The plan’s stated goals are to remove blighted or underused property in the Lincoln-Rayen-Wood Urban Renewal Area, relocate nonretail commercial uses and extend Hazel Street to the northeast to link YSU with the city’s downtown.

The plan calls for the northward extension of Hazel Street beyond its current terminus at Wood Street, so it would curve eastward around the Diocesan headquarters building and toward the university campus.

Under the agreement, the city, the university and the diocese are to share the $487,500 in real estate acquisition costs for the project.

If the city decides not to extend Hazel Street, “the diocese and the university shall have the exclusive right, but not the obligation, to purchase the city parcels in such proportion as the diocese and the university shall agree,” the memorandum says.

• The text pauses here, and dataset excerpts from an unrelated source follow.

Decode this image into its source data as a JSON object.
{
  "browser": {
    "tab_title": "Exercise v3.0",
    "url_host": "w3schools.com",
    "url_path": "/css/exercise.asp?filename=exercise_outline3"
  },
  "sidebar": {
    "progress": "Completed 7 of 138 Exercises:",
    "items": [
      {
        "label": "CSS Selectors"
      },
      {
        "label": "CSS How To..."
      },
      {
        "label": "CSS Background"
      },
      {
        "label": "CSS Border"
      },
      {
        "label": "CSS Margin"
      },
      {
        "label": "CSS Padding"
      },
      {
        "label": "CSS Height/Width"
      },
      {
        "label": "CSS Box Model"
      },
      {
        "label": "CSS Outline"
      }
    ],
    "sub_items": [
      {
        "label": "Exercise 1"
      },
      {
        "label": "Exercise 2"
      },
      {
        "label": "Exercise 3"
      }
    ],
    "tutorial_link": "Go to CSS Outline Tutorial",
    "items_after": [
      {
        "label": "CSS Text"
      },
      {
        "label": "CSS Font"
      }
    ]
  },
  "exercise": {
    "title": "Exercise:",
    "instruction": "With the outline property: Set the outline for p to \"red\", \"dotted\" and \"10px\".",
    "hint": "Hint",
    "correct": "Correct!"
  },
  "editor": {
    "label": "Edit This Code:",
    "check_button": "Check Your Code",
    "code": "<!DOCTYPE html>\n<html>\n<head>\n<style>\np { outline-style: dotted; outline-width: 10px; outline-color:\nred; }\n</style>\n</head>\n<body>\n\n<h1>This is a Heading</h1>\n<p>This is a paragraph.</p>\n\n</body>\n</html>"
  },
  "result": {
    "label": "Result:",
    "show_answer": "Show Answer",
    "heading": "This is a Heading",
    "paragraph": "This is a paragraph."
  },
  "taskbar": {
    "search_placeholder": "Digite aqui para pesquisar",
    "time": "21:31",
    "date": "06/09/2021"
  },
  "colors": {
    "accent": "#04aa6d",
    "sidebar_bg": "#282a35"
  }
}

Sarisky allowed the memorandum into evidence but only as it pertains to Grenga’s property.

“The project is ready to go, and it would be important that the city be allowed to proceed with installing the roadway improvements,” Coyne said.

Grenga, however, told the magistrate that the city has abused its discretion and failed to negotiate with him in good faith.

“I firmly believe the city has no intention of building that road,” Grenga said.

“They have not presented a plan. They have not proven the need for this road,” Grenga added.